Accurate age estimation has applications to a range of settings, from facilitating medical diagnosis to early resolution of criminal cases. Although AI algorithms for face recognition (FR) and estimation of age are being developed (e.g., Escalante-B and Wiskott 2020; Zhu et al. 2018), most of these algorithms are biased against non-Caucasian races (Cave and Dihal 2020), consequently affecting the classification of emotional facial expressions. In this regard, Rhue (2018) found that FR algorithms attribute more negative emotions to black men’s faces than white men’s faces. To our knowledge, no study has shown whether FR algorithms can estimate the age of a person accurately regardless of the person’s race (and culture; see Barrett et al. 2019) and facial emotional state. We hope our findings can inform the engineering of FR algorithms.

Constraints on the generalizability of the present findings are as follows. In the experiment, we used Japanese and Swede stimuli and participants, and cross-culturally consistent results were obtained. This practice would suggest that the generalizability of findings would be high. Nevertheless, what the study yielded was only the consistency of the results in two countries. While we recognize the importance of the visual cue of wrinkles as the cause of this age effect, facial features across countries have a very large variance, and hence, the availability of the cue varies. Further, different cultures will have different images of facial expressions.
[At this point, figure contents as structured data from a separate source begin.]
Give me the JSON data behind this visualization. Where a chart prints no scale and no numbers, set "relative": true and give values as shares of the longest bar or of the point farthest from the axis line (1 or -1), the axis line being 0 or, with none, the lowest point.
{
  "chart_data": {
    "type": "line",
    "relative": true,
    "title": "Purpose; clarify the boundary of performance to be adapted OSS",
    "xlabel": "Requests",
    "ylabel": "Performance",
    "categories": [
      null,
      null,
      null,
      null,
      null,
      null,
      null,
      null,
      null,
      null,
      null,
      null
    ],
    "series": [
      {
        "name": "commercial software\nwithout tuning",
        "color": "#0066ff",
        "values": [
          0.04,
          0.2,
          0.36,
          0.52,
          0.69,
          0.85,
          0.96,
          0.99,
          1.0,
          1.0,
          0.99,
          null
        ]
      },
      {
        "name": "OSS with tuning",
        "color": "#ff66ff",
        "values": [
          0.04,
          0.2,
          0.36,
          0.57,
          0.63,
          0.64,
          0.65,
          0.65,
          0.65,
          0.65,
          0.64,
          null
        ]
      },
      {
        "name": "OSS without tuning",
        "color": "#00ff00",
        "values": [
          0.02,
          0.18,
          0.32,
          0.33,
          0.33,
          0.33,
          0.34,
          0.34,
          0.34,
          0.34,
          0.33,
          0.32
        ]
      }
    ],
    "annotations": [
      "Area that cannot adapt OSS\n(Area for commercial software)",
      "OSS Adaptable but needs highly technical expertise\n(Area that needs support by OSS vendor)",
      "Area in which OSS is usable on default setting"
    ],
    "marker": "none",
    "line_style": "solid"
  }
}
The application of our findings of this study should thus be limited to the population of the two countries in our work.

In sum, the present study was a registered replication report of a paradoxical phenomenon in which the estimated age of a face differs according to its expression, and the effect changes in opposite directions when estimated by observing the smile directly and retrospectively. Further, the present study used, as both stimuli and participants, Swede (i.e., from the face stimulus set used in the previous study) and Japanese people, who seem to have a different face processing method than Europeans. We were able to reproduce the findings of the previous study. Our findings suggest that age estimation from faces is not a unitary process that can be determined by simple factors, such as partial facial features or stereotype-based biases formed by the mass media, but by a combination of many factors. Given the robustness of this phenomenon, it is worthy of further exploration for a more detailed mechanism and to enable a higher degree of applicability.